The Austrian viticulture expert Ing. Franz Kober (1864-1943) was born in Simonsfeld near Ernstbrunn (Lower Austria). At Klosterneuburg he attended the Oenological and Pomolgical Institute at the viticultural school in Klosterneuburg. He completed his studies at the University of Natural Resources and Applied Life Sciences in Vienna with the teacher's examination for viticulture, cellar management and fruit growing. Afterwards he worked for several years as a vine grower in Romania and in Rust, Burgenland.
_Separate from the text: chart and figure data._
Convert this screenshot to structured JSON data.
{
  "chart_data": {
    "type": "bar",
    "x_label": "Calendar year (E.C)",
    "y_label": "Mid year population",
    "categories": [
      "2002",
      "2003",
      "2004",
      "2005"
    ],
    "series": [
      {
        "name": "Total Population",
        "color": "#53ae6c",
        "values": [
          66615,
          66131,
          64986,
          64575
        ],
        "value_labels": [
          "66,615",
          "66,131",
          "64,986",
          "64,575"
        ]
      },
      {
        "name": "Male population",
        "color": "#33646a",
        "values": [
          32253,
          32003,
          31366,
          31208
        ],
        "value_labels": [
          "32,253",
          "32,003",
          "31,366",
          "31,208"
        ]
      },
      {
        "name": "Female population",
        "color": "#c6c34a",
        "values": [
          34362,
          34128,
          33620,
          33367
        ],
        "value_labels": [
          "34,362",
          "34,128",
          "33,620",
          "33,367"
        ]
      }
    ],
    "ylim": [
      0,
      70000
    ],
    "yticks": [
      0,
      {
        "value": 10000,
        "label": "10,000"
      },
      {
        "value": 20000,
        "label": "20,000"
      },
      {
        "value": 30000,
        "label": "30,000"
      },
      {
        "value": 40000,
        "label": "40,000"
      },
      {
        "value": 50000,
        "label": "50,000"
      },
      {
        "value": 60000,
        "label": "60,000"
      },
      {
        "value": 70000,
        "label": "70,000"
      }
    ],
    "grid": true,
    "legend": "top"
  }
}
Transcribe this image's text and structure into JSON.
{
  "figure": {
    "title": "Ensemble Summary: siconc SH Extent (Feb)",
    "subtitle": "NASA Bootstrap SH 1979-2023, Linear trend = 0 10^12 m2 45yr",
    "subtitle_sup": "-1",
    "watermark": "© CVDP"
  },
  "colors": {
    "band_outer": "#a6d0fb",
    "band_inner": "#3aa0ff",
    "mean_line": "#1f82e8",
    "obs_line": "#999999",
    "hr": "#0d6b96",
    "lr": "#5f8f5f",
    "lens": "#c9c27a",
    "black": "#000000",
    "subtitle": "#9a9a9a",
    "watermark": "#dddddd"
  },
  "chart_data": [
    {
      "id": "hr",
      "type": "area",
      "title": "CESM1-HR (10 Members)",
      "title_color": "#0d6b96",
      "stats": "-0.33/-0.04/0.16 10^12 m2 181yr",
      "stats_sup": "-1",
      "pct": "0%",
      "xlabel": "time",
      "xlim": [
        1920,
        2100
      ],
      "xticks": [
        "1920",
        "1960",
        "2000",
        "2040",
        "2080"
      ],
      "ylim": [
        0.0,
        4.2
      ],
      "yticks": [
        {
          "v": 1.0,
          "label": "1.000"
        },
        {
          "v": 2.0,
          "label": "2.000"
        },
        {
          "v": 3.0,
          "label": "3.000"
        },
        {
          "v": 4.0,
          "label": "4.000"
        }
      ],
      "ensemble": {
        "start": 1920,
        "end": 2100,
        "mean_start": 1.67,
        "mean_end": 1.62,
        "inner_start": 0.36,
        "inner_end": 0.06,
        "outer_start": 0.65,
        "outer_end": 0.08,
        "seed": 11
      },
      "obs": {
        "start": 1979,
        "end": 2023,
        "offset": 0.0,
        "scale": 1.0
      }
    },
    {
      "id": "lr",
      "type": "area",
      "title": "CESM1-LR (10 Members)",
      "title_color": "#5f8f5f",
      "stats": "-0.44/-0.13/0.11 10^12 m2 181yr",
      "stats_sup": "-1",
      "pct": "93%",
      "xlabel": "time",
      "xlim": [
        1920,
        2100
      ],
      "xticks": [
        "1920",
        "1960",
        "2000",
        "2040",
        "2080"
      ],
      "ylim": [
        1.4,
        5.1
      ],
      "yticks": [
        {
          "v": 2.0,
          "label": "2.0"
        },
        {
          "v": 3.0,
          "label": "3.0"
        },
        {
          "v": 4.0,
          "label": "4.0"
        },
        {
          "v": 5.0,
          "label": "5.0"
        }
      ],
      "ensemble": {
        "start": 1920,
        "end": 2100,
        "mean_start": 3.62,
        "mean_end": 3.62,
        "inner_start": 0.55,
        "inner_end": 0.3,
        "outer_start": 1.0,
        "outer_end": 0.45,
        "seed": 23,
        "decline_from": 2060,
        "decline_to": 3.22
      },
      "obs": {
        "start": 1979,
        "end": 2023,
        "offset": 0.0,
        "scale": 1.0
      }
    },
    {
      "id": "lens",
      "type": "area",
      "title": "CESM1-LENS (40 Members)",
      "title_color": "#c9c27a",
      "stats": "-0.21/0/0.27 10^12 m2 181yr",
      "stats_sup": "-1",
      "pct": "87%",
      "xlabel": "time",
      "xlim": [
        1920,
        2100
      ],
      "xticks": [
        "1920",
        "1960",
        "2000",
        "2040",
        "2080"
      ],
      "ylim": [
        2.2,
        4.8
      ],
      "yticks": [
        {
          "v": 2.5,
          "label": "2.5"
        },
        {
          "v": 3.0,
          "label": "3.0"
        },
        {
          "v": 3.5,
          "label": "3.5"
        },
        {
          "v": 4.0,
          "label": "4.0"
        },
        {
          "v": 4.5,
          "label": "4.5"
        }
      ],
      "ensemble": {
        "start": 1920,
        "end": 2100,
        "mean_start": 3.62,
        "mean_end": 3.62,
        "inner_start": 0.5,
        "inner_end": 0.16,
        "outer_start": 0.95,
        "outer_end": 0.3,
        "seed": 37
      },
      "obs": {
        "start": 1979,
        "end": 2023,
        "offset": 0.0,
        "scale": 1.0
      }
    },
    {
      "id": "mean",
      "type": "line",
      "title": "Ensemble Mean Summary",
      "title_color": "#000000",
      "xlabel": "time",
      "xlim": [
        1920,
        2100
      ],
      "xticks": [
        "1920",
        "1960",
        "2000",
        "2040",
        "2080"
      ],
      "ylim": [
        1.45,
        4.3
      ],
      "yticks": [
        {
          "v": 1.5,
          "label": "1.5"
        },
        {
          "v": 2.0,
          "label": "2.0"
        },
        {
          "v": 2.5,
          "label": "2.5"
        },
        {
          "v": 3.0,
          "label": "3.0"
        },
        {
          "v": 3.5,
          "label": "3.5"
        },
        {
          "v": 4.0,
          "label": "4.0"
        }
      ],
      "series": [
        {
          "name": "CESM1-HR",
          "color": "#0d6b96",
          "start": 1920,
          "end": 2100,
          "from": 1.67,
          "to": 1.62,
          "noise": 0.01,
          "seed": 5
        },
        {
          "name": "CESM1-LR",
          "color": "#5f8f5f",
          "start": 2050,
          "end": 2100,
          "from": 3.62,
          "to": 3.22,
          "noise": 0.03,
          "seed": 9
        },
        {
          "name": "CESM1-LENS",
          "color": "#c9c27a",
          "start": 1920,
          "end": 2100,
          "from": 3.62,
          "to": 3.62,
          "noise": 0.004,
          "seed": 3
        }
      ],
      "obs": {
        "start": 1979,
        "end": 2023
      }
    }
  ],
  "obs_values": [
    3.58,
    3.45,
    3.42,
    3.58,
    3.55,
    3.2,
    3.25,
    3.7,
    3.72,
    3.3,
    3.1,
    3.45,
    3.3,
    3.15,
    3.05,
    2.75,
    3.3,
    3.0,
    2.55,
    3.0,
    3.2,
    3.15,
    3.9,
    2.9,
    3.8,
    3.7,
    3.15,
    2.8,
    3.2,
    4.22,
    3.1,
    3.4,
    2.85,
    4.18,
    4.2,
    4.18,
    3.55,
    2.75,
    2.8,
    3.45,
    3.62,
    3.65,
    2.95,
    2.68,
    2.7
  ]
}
In 1893 he became head of the fight against phylloxera for Lower Austria at the Ministry of Agriculture and Forestry, based in Klosterneuburg.
He also worked together with the then director August-Wilhelm Freiherr von Babo (1827-1894). In a vineyard of the Klosterneuburg Viticulture Institute selected some rootstock vines and created the famous Kober 5 BB (also "5 BB" or "Teleki 5 BB"), named after him, in cooperation with the Hungarian vine grower Zsigmond Teleki (1854-1910). This became one of the most successful rootstocks on which numerous other rootstock vines bred all over the world were based.
Kober was also extensively involved in teaching, grafting, planting and looking after the vines in the vineyards. He invented a patented injector for the so-called cultivation method (combating phylloxera by injecting liquid carbon disulphide into the soil) and recommended the installation of cardboard screens to protect against May frost. Furthermore, he also published numerous papers, for example "Schlüssel zur Lösung der Rebenhybriden-Frage für Kalkböden in Österreich" (Key to solving the vine hybrid issue for lime soils in Austria) and "Über das Vortreiben veredelter Reben" (On the promotion of grafted vines). Franz Kober received numerous honours for his great services, including the Golden Badge of Honour of the Republic of Austria, the Babo Medal and the Rasch Medal. In 1984, a bronze plaque was placed in his memory at the Institute for Wine Cellar Management in Klosterneuburg.